On the other hand, in 2013, a feeling against the institutional policy exploded, which certainly influenced the way we dealt with Lava Jato and, after hope turned to despair, we elected Bolsonaro.

Why weren’t we able to manage this feeling of dissatisfaction better? Maybe it was really difficult.

In “Three – The Street Policy from Lula to Dilma”, recently released by Companhia das Letras, the sociologist and columnist of Sheet Angela Alonso argues that there was a lack of dialogue with the right-wing street in 2013.

Alonso points out that right-wing protests had grown in the previous ten years, and were already there in early June. The right on the street would have been “the blind spot” and “the vanishing point” of 2013. The Dilma government would have been unable to understand these protesters and call them into dialogue to isolate them from the extremists.

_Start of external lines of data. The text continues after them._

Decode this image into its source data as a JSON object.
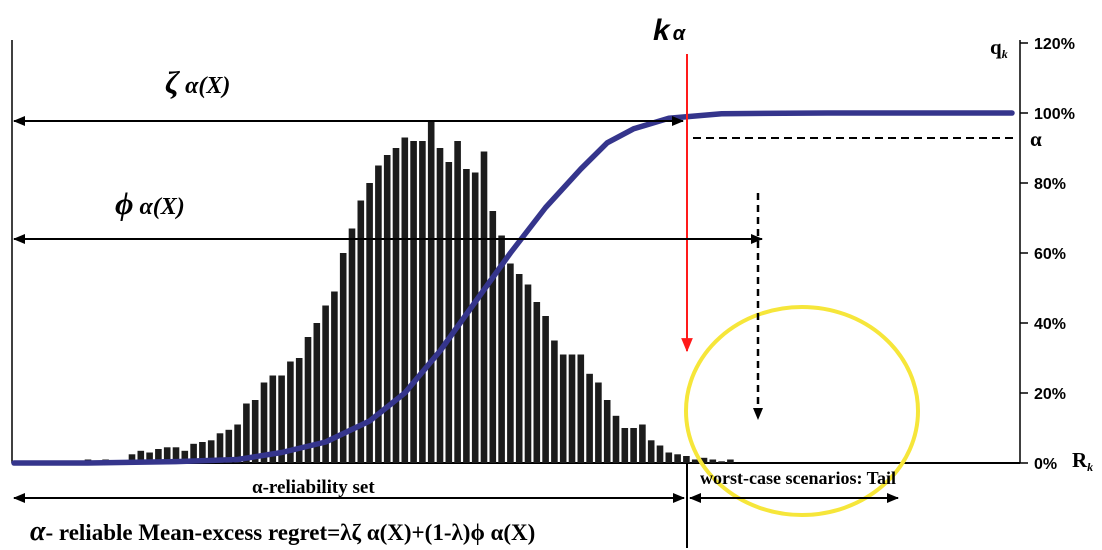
{
  "chart_data": {
    "type": "bar",
    "title": "",
    "right_axis": {
      "label": "q",
      "label_sub": "k",
      "ticks": [
        "0%",
        "20%",
        "40%",
        "60%",
        "80%",
        "100%",
        "120%"
      ],
      "range": [
        0,
        1.2
      ]
    },
    "x_axis": {
      "label": "R",
      "label_sub": "k"
    },
    "bars": [
      0.01,
      0.005,
      0.01,
      0.005,
      0.005,
      0.025,
      0.035,
      0.03,
      0.04,
      0.045,
      0.045,
      0.035,
      0.055,
      0.06,
      0.065,
      0.085,
      0.095,
      0.11,
      0.17,
      0.18,
      0.23,
      0.25,
      0.25,
      0.29,
      0.3,
      0.36,
      0.4,
      0.45,
      0.49,
      0.6,
      0.67,
      0.75,
      0.8,
      0.85,
      0.88,
      0.9,
      0.93,
      0.92,
      0.92,
      0.98,
      0.9,
      0.86,
      0.92,
      0.84,
      0.83,
      0.89,
      0.72,
      0.65,
      0.57,
      0.54,
      0.51,
      0.46,
      0.42,
      0.35,
      0.31,
      0.31,
      0.31,
      0.255,
      0.23,
      0.18,
      0.135,
      0.1,
      0.1,
      0.11,
      0.065,
      0.05,
      0.03,
      0.025,
      0.02,
      0.01,
      0.015,
      0.01,
      0.005,
      0.01
    ],
    "cumulative_curve": {
      "series": "cumulative distribution",
      "points": [
        [
          0,
          0.0
        ],
        [
          10,
          0.004
        ],
        [
          17,
          0.01
        ],
        [
          22,
          0.03
        ],
        [
          27,
          0.06
        ],
        [
          32,
          0.12
        ],
        [
          36,
          0.2
        ],
        [
          40,
          0.32
        ],
        [
          44,
          0.46
        ],
        [
          48,
          0.6
        ],
        [
          52,
          0.73
        ],
        [
          56,
          0.84
        ],
        [
          59,
          0.915
        ],
        [
          62,
          0.955
        ],
        [
          66,
          0.985
        ],
        [
          72,
          0.998
        ],
        [
          84,
          1.0
        ]
      ]
    },
    "alpha_level": 0.93,
    "k_alpha_index": 55.7,
    "tail_mean_index": 61.5,
    "annotations": {
      "k_alpha": "k",
      "k_alpha_sub": "α",
      "alpha": "α",
      "zeta_label": "ζ",
      "zeta_arg": "α(X)",
      "phi_label": "ϕ",
      "phi_arg": "α(X)",
      "reliability_set": "α-reliability set",
      "worst_case": "worst-case scenarios: Tail",
      "formula_prefix": "α",
      "formula_text": "- reliable Mean-excess regret=λζ α(X)+(1-λ)ϕ α(X)"
    },
    "colors": {
      "bars": "#1c1c1c",
      "curve": "#35358c",
      "k_alpha_arrow": "#ff1a1a",
      "tail_circle": "#f6e63a"
    }
  }
}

Would the street on the right have accepted this dialogue?

What is notable is that no one on the left profited politically from 2013. The autonomists and anarchists, as you would expect, did not invest in building parties or large organizations. The small leftist parties that helped organize the 2013 protests, such as PSOL and PSTU, did not gain many votes for this. As the right-wing street grew, the PT became increasingly critical of the Jornadas de Junho.

Marina Silva’s Sustainability Network was perhaps the political force that most tried to summarize 2013. As Roberto Andrés said in “A Razão dos Centavos” (Companhia das Letras, 2023), Marina was already speaking to the average protester of 2013 since 2010. However, the Network has not yet managed to consolidate itself as a major party. Perhaps because it is really difficult to make this synthesis.

What is not discussed is that the centrão, the old physiological right, is the big winner of these ten years of systemic contestation. It commands more than before, and the only concession its members had to make to 2013 was to adopt “no party” in the baptism of their subtitles: now they are called Patriotas, Republicanos, Cebola, Armando, anything that has not “party” in the name.

As part of the festivities for the ten years of the June Journeys, the center spent May 2023 dismantling Marina Silva’s ministry.